Sunday 24 September 2017

Regrets and consequences

There are many mistakes I've made in life, many times I've jumped too quickly or not contained my initial reaction well enough to avoid repercussions. Generally I try not to regret my actions or their consequences as I believe that life is built on a balance of positives and negatives, and that the art of life is to have shades and contours.

That said, there have been things I have done and said in my life that I deeply regret because of the pain they have caused others. I carry these moments in the back of my mind always and sometimes have to fight the temptation to contact someone out of the blue to apologise for something that happened ten years ago. But I still carry that feeling of unfinished business because I never apologised to the level I feel I should have.

My dad tells me to not hold on to the past so much, to live and let live so to speak but that's where he and I are very different creatures.

The demons I live with aren't drink or drugs but the echoes of my memories, the apologies and the should haves. To be able to go back and explain my thinking  (or lack of) to someone in the right moment, that's my selfish self-centred wish.

I can blame being autistic as much as I want but that doesn't excuse all actions, it's not a get out of jail free card. No matter how difficult I may find it to put myself in others shoes that doesn't mean I shouldn't try at times, that doesn't mean I should get away with not thinking about what I know about someone before reacting.

There are many times in life that I've taken difficulties and times of stress and made them into things that I've learnt from, things that have built me but there have also been tines that have chipped at me, that eat me up from the inside and take me two steps backwards.

I've always been a "lazy achiever" - got by in school because the concepts made sense to me, school level work came naturally and easily.
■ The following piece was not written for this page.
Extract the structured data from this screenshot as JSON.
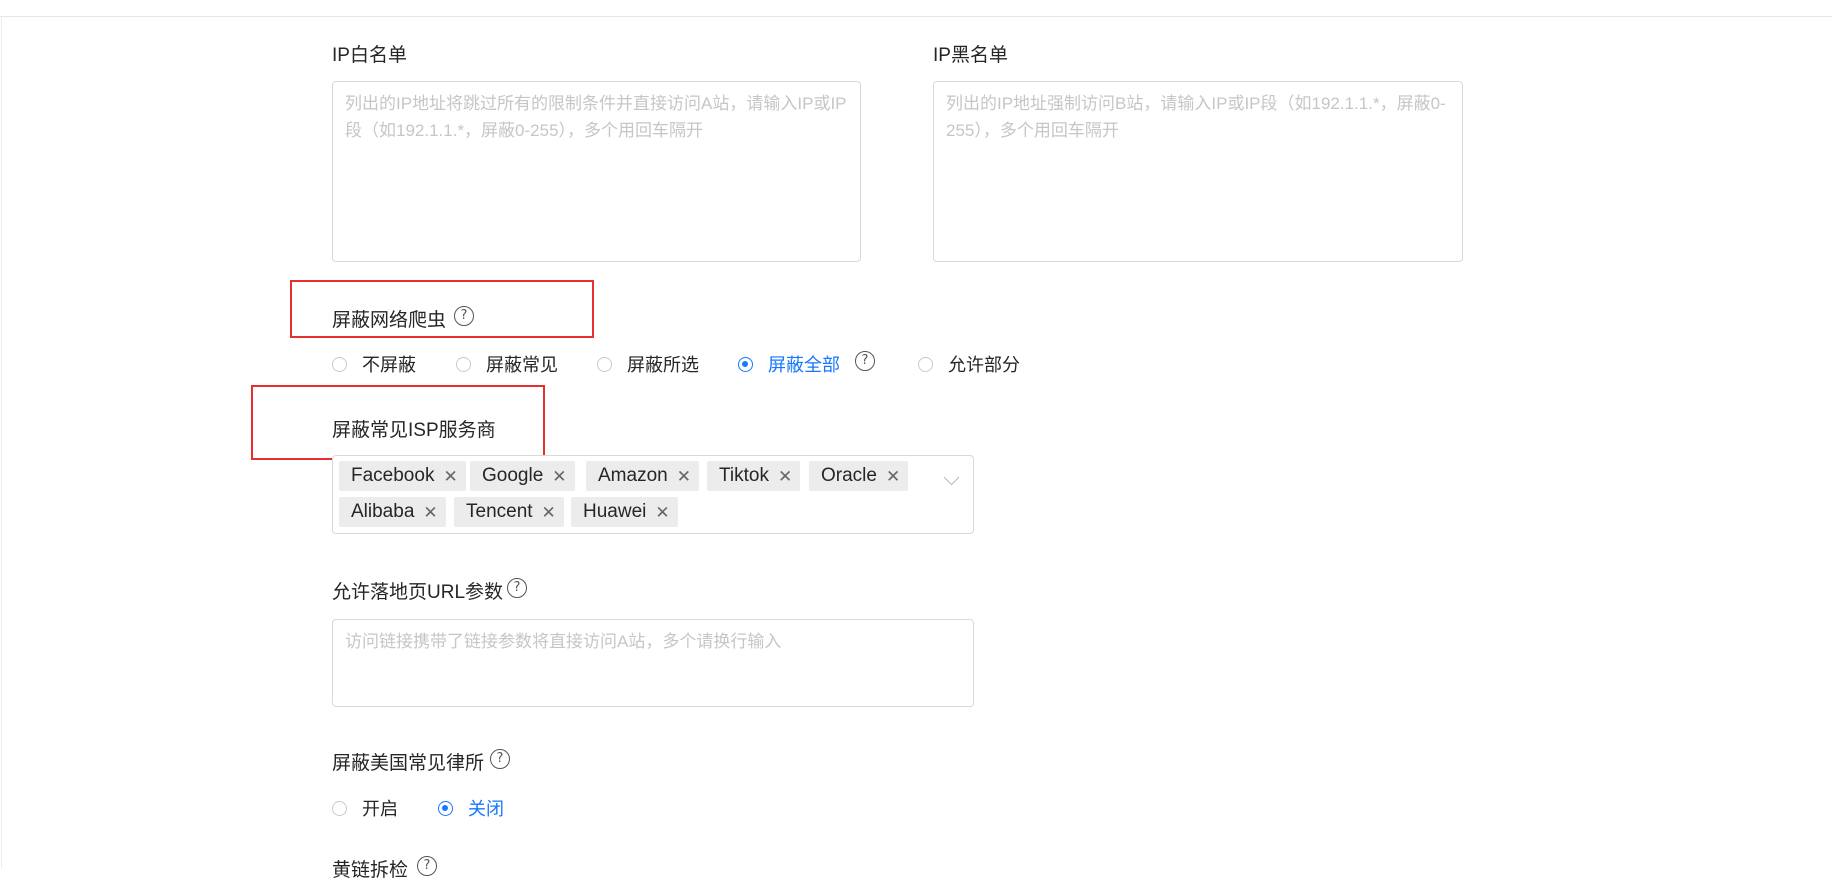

But when I had to really work for something I struggled, I stuck my head in the metaphorical sand and procrastinated on things that shouldn't have been my priority, often things that helped others giving me a sense of achievement and satisfaction to mask my growing anxiety about whatever it was I was avoiding.

I know some hard conversations lay ahead of me and it's time to face the music on a few choices I've made recently, even if I didn't consciously realise I was making a choice at the time.

I hope I look back on this period of life as a building block to the person I become, and not an echo I can never shake.